One wouldn’t think that anything could push the upcoming World Cup final out of the front pages of the newspapers, but it looks as if the not-so-secret American kidnapping program could be the next issue to blow up in the Bush administration’s face. La Repubblica reported today that Marco Mancini, the second highest-ranking official in Sismi, Italy’s military intelligence organization, was arrested yesterday for helping American agents kidnap an imam named Abu Omar in Milano in 2003.

I don’t know much more about it at the moment, but it’s a fairly big deal as it is claimed that Italian law was broken by the director of counterespionage and the head of Sismi’s northern operations in the “rendition” of Omar, presumably at American request. The Bush administration has been outspoken about its supposed right to break American laws outside the United States, but it’s not hard to understand why other governments might take a rather dim view of such cavalier lawlessness occurring on their own turf.
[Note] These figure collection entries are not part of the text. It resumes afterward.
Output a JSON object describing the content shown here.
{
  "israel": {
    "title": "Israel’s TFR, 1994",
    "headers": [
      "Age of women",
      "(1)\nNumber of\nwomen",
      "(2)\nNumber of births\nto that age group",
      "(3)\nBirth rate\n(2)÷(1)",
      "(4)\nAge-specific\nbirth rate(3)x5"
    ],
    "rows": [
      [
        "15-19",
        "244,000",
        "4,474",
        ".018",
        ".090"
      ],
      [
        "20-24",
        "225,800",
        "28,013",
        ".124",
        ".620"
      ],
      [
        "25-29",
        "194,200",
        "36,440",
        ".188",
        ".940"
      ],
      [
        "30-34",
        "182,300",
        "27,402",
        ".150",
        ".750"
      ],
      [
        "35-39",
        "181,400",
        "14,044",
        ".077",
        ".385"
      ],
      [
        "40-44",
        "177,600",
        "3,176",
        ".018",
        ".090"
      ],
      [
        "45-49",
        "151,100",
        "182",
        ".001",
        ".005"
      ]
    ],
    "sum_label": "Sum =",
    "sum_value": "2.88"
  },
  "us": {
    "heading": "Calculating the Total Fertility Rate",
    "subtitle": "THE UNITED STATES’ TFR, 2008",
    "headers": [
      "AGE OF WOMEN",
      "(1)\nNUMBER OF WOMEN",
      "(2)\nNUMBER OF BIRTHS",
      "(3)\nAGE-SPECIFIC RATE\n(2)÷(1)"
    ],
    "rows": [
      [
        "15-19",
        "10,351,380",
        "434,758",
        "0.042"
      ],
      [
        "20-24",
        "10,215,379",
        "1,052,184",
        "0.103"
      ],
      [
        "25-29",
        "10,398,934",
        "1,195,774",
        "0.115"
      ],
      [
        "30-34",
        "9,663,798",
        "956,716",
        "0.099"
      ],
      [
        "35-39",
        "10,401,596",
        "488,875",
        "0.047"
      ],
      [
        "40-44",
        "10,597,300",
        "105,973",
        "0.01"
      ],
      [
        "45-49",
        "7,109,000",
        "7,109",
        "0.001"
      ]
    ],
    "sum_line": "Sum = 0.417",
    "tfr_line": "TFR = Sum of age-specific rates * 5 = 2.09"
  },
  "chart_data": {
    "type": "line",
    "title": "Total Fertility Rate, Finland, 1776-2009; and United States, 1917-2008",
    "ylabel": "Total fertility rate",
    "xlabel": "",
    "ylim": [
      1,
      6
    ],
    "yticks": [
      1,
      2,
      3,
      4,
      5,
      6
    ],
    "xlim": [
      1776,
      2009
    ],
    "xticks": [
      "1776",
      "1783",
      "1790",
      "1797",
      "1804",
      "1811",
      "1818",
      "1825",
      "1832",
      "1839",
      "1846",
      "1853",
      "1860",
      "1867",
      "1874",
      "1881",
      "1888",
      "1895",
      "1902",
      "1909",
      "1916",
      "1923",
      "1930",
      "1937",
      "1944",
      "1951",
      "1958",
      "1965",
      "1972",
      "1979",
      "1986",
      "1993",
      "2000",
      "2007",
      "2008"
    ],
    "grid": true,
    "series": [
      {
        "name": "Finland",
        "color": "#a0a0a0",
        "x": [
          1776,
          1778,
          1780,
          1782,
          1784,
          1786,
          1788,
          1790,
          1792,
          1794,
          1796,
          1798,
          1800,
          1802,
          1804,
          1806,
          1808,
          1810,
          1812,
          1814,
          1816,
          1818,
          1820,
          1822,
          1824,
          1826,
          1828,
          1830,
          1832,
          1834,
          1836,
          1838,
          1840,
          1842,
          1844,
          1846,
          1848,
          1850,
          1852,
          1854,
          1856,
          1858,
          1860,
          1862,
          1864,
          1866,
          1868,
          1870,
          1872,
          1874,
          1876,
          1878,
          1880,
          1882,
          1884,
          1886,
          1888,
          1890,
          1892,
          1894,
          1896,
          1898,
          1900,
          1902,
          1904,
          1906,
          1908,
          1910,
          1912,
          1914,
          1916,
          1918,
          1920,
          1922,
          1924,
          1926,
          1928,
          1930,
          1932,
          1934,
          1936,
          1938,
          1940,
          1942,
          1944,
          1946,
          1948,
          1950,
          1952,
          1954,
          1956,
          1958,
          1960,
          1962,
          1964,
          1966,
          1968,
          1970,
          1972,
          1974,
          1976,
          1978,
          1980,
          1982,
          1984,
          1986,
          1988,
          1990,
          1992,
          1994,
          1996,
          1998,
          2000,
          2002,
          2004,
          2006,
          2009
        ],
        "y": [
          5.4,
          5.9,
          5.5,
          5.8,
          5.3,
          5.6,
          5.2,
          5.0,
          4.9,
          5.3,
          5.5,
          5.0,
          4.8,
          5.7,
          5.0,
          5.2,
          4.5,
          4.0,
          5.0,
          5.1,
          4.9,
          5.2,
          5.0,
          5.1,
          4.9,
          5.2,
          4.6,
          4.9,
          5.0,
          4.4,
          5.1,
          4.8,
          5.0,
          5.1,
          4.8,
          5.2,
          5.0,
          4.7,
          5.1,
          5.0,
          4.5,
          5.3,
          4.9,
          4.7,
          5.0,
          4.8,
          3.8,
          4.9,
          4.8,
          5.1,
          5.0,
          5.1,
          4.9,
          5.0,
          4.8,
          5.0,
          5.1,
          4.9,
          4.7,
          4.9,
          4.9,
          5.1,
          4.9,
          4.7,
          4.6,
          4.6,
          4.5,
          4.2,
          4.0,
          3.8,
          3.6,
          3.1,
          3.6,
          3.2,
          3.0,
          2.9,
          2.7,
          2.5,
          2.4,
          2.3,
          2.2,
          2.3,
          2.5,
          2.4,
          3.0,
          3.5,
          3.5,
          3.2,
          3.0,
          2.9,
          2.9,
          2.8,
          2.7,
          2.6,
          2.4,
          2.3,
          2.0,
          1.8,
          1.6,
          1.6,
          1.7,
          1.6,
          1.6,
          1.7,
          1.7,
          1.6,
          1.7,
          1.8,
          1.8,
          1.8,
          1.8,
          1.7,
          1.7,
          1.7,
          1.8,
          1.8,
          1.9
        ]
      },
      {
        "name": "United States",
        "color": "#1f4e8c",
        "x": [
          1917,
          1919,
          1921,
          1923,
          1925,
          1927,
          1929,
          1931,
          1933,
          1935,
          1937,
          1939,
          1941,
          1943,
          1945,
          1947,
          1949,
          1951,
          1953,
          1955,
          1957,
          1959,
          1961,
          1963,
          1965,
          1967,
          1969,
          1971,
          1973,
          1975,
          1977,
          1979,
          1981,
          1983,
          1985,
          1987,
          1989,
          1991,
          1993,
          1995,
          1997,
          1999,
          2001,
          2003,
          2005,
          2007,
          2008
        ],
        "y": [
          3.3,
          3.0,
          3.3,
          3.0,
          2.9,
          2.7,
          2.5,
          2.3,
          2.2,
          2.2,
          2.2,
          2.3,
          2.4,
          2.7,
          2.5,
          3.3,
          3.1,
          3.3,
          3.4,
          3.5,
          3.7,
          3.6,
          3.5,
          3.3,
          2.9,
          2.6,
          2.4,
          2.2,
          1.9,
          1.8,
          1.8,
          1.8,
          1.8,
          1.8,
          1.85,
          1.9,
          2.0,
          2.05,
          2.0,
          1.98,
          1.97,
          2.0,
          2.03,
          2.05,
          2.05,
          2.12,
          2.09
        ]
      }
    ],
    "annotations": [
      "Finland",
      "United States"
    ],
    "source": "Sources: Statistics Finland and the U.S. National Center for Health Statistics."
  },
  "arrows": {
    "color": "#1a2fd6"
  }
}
The Italian press is particularly interested in this because it appears that the two arrestees also ordered the wiretapping of two journalists at La Repubblica who were investigating them. Interestingly enough, Mancini has denied kidnapping anyone, but not the wiretapping. (At first I thought that he denied ever raping anyone, which seemed like a rather bizarre defense, until I remembered that “rapinare” is “to hijack” or “to rob”, not “to rape”.)

Perhaps the Italian intelligence agency should take a page from President Bush and announce that they’re only violating the nation’s freedoms in order to defend those freedoms from those who hate them. Seriously, if you’re still falling for that infantile crap, you should be embarrassed.